Malakhit Marine Engineering Bureau
- Company type: Open joint-stock company
- Industry: Shipbuilding arms industry
- Founded: 1948
- Headquarters: Saint Petersburg, Russia
- Products: Ships, submarines, missiles, torpedo tubes
- Parent: United Shipbuilding Corporation
- Website: malachite-spb.ru

= Malakhit Marine Engineering Bureau =

Russian Submarine Designer

Malakhit Marine Engineering Bureau (морское бюро машиностроения «Малахит») is a company based in Saint Petersburg, Russia. It is a subsidiary of the United Shipbuilding Corporation.
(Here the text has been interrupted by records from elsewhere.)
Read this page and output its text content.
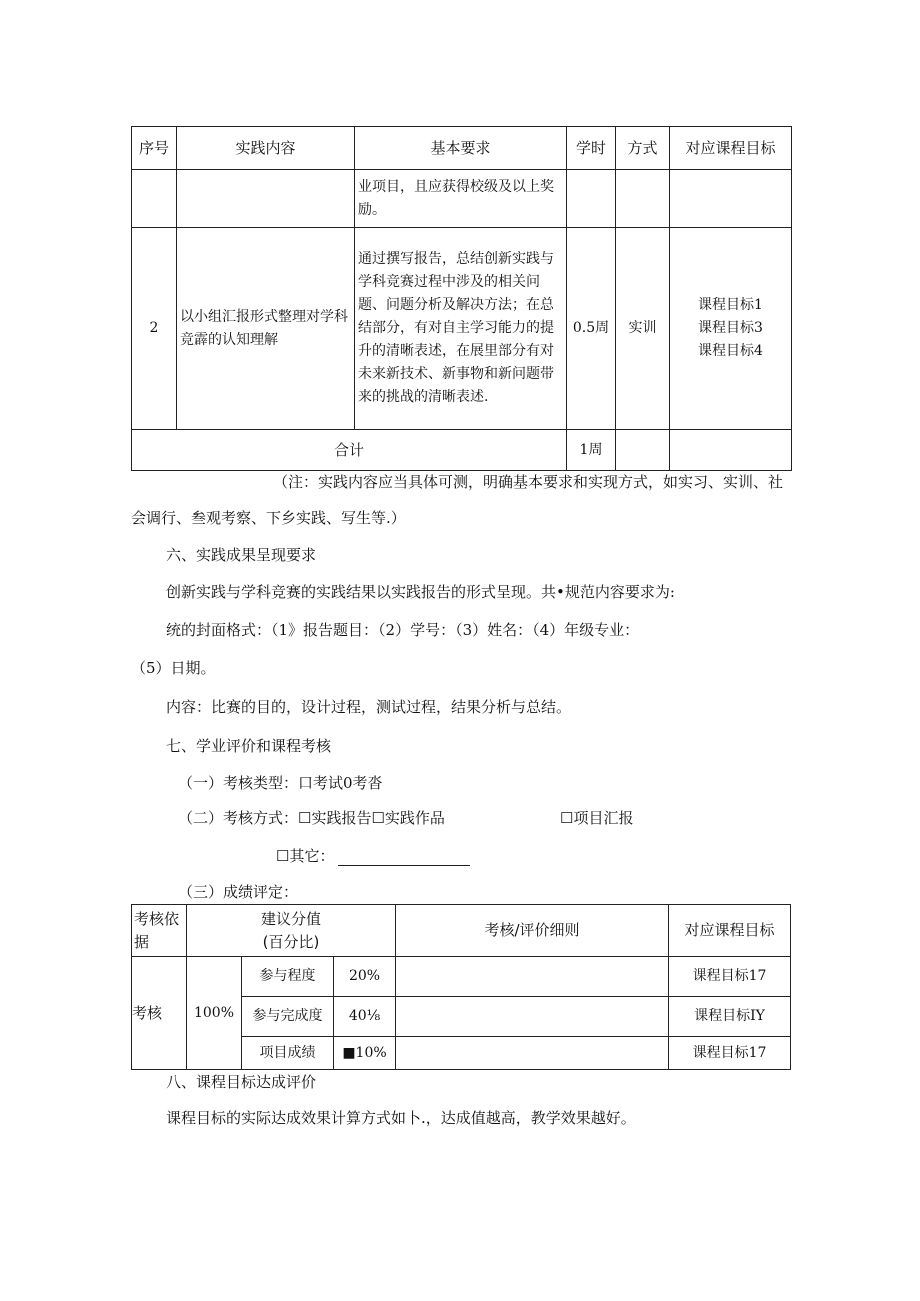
序号	实践内容	基本要求	学时	方式	对应课程目标
		业项目，且应获得校级及以上奖励。			
2	以小组汇报形式整理对学科竞霹的认知理解	通过撰写报告，总结创新实践与学科竞赛过程中涉及的相关问题、问题分析及解决方法；在总结部分，有对自主学习能力的提升的清晰表述，在展里部分有对未来新技术、新事物和新问题带来的挑战的清晰表述.	0.5周	实训	课程目标1
课程目标3
课程目标4

合计			1周		
（注：实践内容应当具体可测，明确基本要求和实现方式，如实习、实训、社
会调行、叁观考察、下乡实践、写生等.）
六、实践成果呈现要求
创新实践与学科竞赛的实践结果以实践报告的形式呈现。共•规范内容要求为:
统的封面格式：（1》报告题目：（2）学号：（3）姓名：（4）年级专业：
（5）日期。
内容：比赛的目的，设计过程，测试过程，结果分析与总结。
七、学业评价和课程考核
（一）考核类型：口考试0考沓
（二）考核方式：☐实践报告☐实践作品	☐项目汇报
☐其它：
（三）成绩评定：
考核依据	建议分值
(百分比)			考核/评价细则	对应课程目标
考核	100%	参与程度	20%		课程目标17
		参与完成度	40⅛		课程目标IY
		项目成绩	■10%		课程目标17
八、课程目标达成评价
课程目标的实际达成效果计算方式如卜.，达成值越高，教学效果越好。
Malakhit has designed nuclear-powered attack submarines including the November, Victor, Alfa, Akula, Yasen and the Laika classes. Malakhit also designs torpedo tubes and submarine missile armament complexes. In addition it designs small submersibles for intelligence collection, deep-diving oceanographic research and rescue, and commercial applications.

Malakhit is one of Russia's three main centers of submarine design, along with Rubin Central Design Bureau for Marine Engineering and Lazurit Central Design Bureau, all three being named after minerals: malachite (малахит), ruby (рубин), and lazurite (лазурит).